Agence France-Presse in Chicago – Updated on Feb 15, 2008 – SCMPIndia is in the midst of a smoking epidemic which will kill about a million people annually – or nearly one out of every 10 deaths – during the 2010s, researchers said.

And some 70 per cent of those people will die before they reach the age of 70, according to the study published in the New England Journal of Medicine.

“I am alarmed by the results of this study,” India’s Health Minister Anbumani Ramadoss said. “The government of India is trying to take all steps to control tobacco use – in particular by informing the many poor and illiterate of smoking risks.”

The first nationally representative study of smoking habits and associated mortality rates found that some 120 million Indians smoke, although they generally pick up the habit later in life.

Some 37 per cent of men and about 5 per cent of women aged 30 to 69 smoke either cigarettes or leaf-wrapped bidis, which are unfiltered and contain about a quarter as much tobacco as a cigarette.

The study projected that by next decade that deaths linked to smoking will rise to one in five among males and one in 20 among females aged 30 to 69.

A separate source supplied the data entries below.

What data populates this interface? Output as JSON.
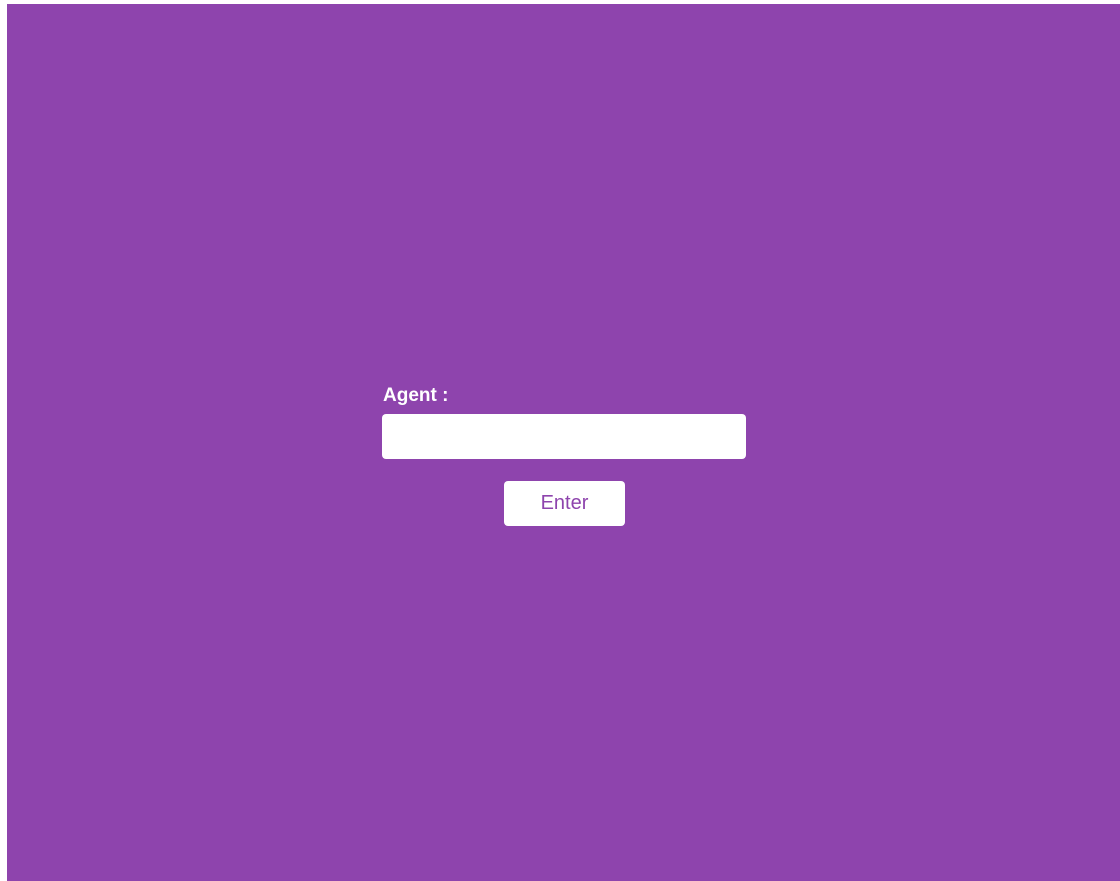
{
  "theme": {
    "background": "#8e44ad",
    "field_background": "#ffffff",
    "button_text_color": "#8e44ad"
  },
  "form": {
    "agent_label": "Agent :",
    "agent_value": "",
    "agent_placeholder": "",
    "enter_label": "Enter"
  }
}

Men who smoked cigarettes lost an average of ten years of life, while smoking bidis cut an average of six years off the life expectancy of men and eight years off of the lives of women.

Even light smokers saw their mortality risk jump: smoking between one and seven cigarettes a day nearly doubled the mortality risk while smoking the equivalent number of bidis raised mortality risks by a third.

“It is truly remarkable that one single factor, namely smoking, which is entirely preventable, accounts for nearly one in ten of all deaths in India,” said Nobel Laureate Amartya Sen.

“The study brings out forcefully the need for immediate public action in this much neglected field.”

Indian, Canadian and British researchers led a team of 900 field workers who surveyed all adult deaths during 2001-2003 in a nationally representative sample of 1.1 million homes in all parts of India.

Researchers compared the smoking histories of 74,000 adults who had died with 78,000 living and adjusted their findings based on education levels, alcohol use and whether they lived in rural or urban areas.

They found about 61 per cent of men who smoked died between the ages of 30 and 69 compared with only 41 per cent of non-smokers.

Some 62 per cent of women who smoked died in middle age, compared with only 38 of non-smokers.

“The extreme risks from smoking that we found surprised us, as smokers in India start at a later age than those in Europe or America and smoke less,” said lead author Prabhat Jha of the University of Toronto’s Centre for Global Health Research.

“And, smoking kills not only from diseases like cancer and lung diseases but also from tuberculosis and heart attacks.”

Quitting smoking has been shown to greatly reduce the mortality risk. But it is uncommon in India, where only about 2 per cent of adults have quit, and they often did so only after they fell ill.